Monday, August 11, 2014

Speaking the language

The question is if a person of authority suggests something as simple and true as speaking the language of the tests, and they are fired for it, what does it say about those running those running that school board?  That they don't care about the students, they care more about being politically correct and not provoking resentment/anger.
Lacey maintained that she made the suggestion based on state law because the standardized tests are in English; she believed it would best help the Hispanic students if they spoke English as much as they could. She denies ever “banning” Spanish or supporting “adverse consequences” for students who continued to speak Spanish in class.

The Texas Education Code states: “English is the basic language of this state. Public schools are responsible for providing a full opportunity for all students to become competent in speaking, reading, writing, and comprehending the English language. …The mastery of basic English skills is a prerequisite for effective participation in the state’s educational program.”

“How can this happen in Texas,” O’Reilly asked, noting that the state is one of the more conservative states politically.

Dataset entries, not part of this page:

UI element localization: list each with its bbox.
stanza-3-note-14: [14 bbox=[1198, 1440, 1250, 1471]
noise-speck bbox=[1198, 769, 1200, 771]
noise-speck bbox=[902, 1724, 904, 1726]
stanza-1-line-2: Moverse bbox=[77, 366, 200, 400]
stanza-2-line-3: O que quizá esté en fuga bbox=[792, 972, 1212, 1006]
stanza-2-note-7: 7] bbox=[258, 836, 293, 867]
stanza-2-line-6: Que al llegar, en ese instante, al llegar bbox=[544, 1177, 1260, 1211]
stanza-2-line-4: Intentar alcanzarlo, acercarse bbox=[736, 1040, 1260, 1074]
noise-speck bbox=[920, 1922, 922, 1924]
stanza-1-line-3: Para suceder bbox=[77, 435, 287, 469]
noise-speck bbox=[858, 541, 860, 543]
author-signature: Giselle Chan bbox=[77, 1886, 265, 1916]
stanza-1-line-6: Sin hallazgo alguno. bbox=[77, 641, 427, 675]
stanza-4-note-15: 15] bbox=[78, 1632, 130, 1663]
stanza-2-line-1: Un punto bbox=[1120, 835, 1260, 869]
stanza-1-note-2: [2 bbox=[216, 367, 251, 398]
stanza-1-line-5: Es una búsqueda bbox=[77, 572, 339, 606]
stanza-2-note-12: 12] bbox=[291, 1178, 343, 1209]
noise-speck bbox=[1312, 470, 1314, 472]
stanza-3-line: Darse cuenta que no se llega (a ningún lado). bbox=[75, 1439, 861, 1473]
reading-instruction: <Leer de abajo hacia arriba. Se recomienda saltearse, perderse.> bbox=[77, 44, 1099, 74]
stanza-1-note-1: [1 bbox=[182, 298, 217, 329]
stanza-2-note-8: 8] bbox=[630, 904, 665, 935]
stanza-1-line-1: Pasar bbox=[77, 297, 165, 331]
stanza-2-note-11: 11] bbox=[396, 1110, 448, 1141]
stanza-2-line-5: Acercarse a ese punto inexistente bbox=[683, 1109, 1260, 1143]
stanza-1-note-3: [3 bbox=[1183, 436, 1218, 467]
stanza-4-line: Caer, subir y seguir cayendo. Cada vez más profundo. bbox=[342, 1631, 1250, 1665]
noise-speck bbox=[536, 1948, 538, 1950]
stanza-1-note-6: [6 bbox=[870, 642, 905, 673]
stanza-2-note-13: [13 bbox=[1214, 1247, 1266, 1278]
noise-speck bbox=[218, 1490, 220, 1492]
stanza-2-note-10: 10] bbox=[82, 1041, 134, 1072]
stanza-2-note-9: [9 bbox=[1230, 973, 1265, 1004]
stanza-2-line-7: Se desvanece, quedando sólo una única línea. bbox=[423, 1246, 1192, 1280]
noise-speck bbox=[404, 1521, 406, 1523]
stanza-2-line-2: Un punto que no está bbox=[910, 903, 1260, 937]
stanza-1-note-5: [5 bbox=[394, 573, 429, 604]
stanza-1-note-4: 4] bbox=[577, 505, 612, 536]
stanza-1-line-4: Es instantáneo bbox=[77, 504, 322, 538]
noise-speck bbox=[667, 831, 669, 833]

Ingraham believes that there is a “movable red line” created by the left; and when it gets crossed, the consequences are severe.
You will be drummed out of public life, perhaps. You will be terminated, you will be fired, you will be harassed and you’ll be called all sorts of names. And this is what this poor teacher came up against. …They decided to make an example out of her,” said Ingraham.
Even though Lacey never mandated that English be spoken, it was still portrayed as an “affront” to Hispanic culture.